Sri Priya Ponnapalli
R&D Engineer, Portfolio & Risk Analytics, Bloomberg LP
2010 Ph.D. in Electrical and Computer Engineering, University of Texas at Austin
Dissertation Title: Higher-order generalized singular value decomposition – a comparative mathematical framework with applications to genomic signal processing
Advisor: Orly Alter
Dr. Sri Priya Ponnapalli received her Ph.D. in Electrical and Computer Engineering in 2010 from the University of Texas at Austin, working in the Genomic Signal Processing Lab of Dr. Orly Alter, USTAR Associate Professor of Bioengineering and Human Genetics at the SCI Institute. In her Ph.D. dissertation, Dr. Ponnapalli developed a novel mathematical framework for the comparison of multiple large-scale datasets that are arranged in tables of different row dimensions but the same column dimensions. The number of such datasets, recording different aspects of a single phenomenon, is fast growing in science and medicine. Gaining access to the full information that these datasets store requires mathematical frameworks that can compare and contrast them in order to find the similarities and dissimilarities among them. Until now only one such framework existed, which was limited to a comparison of two datasets at a time.
Ponnapalli and Alter, in collaboration with Drs. Charles F. Van Loan of Cornell University and Michael A. Saunders of Stanford University, formulated a novel generalization of the existing framework that enables comparison of more than just two datasets at a time. The team demonstrated the novel framework in comparative modeling of the cellular activities of three evolutionarily disparate organisms – human and budding and fission yeasts. The mathematical model successfully identified and separated cellular events that are common to the human and yeasts from those that are exclusive to only one of the organisms. (To read the 2011 PLoS One article, visit http://dx.doi.org/10.1371/journal.pone.0028072 ).

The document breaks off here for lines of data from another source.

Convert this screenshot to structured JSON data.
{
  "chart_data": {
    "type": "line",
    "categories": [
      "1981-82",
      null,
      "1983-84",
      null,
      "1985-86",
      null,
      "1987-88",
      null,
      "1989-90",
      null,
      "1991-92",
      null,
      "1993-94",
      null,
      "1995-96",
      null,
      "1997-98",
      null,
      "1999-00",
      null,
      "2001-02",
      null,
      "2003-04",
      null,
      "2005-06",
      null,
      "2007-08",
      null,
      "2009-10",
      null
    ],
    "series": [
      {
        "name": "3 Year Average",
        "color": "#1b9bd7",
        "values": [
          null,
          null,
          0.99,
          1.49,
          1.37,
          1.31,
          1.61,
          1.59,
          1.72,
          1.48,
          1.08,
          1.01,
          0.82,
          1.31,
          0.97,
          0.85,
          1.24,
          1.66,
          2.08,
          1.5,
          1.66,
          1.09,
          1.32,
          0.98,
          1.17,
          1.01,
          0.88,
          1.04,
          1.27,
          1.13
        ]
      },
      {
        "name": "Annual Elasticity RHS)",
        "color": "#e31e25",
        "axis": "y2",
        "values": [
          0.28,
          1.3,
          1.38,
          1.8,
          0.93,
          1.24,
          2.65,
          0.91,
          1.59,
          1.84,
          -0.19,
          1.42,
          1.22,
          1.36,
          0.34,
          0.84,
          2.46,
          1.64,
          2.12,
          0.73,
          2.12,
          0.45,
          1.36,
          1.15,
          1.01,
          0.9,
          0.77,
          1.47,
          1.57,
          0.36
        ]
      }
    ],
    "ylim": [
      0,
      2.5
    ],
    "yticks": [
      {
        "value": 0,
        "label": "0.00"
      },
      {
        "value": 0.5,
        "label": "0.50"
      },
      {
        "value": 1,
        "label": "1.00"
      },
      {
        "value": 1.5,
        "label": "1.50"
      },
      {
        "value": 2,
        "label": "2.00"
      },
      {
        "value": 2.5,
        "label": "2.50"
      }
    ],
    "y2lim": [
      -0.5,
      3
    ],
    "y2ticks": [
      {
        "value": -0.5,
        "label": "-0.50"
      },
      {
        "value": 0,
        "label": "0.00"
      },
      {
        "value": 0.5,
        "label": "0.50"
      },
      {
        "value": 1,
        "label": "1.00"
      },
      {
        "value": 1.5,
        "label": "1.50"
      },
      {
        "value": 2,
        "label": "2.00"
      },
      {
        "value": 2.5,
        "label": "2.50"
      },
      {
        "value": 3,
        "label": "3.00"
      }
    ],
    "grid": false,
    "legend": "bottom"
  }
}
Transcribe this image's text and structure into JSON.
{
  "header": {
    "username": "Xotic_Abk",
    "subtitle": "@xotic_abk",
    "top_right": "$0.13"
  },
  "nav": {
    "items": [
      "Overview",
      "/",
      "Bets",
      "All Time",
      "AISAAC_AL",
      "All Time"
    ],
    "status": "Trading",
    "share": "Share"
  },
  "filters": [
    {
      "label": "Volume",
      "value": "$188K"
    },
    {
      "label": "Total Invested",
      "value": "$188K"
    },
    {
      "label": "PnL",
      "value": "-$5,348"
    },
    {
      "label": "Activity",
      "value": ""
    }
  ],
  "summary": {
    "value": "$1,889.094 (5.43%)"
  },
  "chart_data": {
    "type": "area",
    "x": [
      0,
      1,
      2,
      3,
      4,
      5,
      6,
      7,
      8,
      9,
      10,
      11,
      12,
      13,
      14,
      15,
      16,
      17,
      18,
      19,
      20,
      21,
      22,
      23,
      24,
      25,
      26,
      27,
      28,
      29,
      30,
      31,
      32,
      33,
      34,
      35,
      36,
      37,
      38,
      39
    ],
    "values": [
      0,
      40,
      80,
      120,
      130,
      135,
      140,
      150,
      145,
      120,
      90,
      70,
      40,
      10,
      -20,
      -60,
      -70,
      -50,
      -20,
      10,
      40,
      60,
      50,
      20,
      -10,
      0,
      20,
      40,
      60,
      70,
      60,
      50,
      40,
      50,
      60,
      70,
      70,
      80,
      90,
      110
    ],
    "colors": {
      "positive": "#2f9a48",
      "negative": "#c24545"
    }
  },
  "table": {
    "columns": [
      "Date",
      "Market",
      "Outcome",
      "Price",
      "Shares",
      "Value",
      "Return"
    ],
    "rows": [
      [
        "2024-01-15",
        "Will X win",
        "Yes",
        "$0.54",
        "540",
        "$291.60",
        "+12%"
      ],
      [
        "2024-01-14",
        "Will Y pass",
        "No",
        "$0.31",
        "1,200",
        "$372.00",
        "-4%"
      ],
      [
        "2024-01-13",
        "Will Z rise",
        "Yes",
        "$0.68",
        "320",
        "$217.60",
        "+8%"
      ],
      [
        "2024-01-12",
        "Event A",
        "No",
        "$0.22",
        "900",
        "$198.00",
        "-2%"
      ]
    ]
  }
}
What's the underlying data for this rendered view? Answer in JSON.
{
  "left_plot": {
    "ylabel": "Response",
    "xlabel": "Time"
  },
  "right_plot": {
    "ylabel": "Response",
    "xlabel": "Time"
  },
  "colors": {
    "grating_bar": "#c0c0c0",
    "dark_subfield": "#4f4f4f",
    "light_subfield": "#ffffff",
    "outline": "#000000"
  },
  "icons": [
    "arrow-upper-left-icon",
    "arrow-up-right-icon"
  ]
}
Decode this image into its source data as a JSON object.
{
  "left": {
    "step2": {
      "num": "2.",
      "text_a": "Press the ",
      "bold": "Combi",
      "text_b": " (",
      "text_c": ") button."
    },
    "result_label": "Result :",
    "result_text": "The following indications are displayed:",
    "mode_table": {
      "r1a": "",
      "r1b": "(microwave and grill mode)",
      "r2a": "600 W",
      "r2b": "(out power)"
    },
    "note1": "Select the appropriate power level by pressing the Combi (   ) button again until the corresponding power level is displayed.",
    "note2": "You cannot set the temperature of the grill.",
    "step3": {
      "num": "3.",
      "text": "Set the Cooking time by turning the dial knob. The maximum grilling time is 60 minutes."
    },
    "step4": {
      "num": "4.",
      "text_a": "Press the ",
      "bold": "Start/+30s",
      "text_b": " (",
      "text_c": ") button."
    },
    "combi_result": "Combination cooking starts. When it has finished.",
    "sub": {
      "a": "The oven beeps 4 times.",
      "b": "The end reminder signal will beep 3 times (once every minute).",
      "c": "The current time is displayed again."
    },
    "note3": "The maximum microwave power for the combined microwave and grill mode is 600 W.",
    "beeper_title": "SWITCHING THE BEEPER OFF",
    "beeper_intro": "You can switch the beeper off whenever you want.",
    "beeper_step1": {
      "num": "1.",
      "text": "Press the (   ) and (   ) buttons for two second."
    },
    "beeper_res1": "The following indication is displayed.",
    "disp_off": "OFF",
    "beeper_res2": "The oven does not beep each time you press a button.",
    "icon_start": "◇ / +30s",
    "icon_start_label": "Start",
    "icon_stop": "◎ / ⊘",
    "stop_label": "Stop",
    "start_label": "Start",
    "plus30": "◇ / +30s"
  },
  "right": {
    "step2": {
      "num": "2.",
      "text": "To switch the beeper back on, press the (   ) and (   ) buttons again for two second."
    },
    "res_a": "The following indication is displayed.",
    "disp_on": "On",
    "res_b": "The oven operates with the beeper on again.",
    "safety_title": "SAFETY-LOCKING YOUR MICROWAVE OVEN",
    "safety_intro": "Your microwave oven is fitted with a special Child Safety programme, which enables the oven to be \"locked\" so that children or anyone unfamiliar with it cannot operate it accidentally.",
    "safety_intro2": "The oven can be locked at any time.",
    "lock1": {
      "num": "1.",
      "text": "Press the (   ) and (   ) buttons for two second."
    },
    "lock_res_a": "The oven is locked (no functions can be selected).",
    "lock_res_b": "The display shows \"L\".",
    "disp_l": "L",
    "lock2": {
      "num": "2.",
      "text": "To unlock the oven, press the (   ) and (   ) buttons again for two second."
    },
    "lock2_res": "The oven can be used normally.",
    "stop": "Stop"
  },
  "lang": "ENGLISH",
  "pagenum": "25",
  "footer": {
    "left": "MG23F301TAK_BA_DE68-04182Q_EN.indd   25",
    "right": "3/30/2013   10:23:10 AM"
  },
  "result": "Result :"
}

Alter's previous comparative modeling of the cellular activities of just two of the organisms – human and budding yeast – led to the computational prediction of a new mode of biological regulation, which she then experimentally verified in collaboration with Dr. John F. X. Diffley of Cancer Research UK. The Genomic Signal Processing Lab's recent comparative modeling of the genomes of just two cell types – normal and brain cancer cells – uncovered a new link between a brain tumor's genome and a patient's prognosis, which offers insights into the cancer's formation and growth, and suggests promising targets for drug therapy. Just as these discoveries were made possible by the ability to compare between two datasets, the mathematical framework formulated by Ponnapalli in her Ph.D. dissertation, which enables – for the first time – a comparison of more than two datasets at a time, promises to lead to discoveries that would have been impossible without it. Although this mathematical framework was developed with applications in biotechnology in mind, it could similarly be used to make discoveries in any of the many areas where large-scale datasets are being accumulated today.
Since graduating in 2010, Dr. Ponnapalli has been applying her mathematical expertise to large-scale financial datasets in her role as an R&D Engineer for Bloomberg LP's Portfolio & Risk Analytics team in New York City.
Ponnapalli's team develops and maintains a comprehensive portfolio risk management tool. Bloomberg's clients use this tool to analyze, evaluate and reduce potential risks that may be associated with their investment portfolios. A recent add-on to the tool – the Scenario Analysis Function – allows customers to create custom scenarios representative of world-events such as the "Debt Ceiling Crisis" or the "Libyan Oil Shock" and predict the impact of these scenarios on the value of their portfolio. (To read more, visit http://www.bloomberg.com/professional/tools-analytics/portfolio-risk-analytics/ ).
Underlying the scenario analysis function are multi-factor models, built by Ponnapalli and her team. In a factor model, the return on each security is a linear combination of a small number of common factors and asset-specific, or idiosyncratic returns. At present, factor models are built specific to each asset class such as fixed-income or equities. In the future, it may be possible to apply Ponnapalli's comparative framework to multi-asset datasets and discover a common set of factors to build a multi-asset factor model.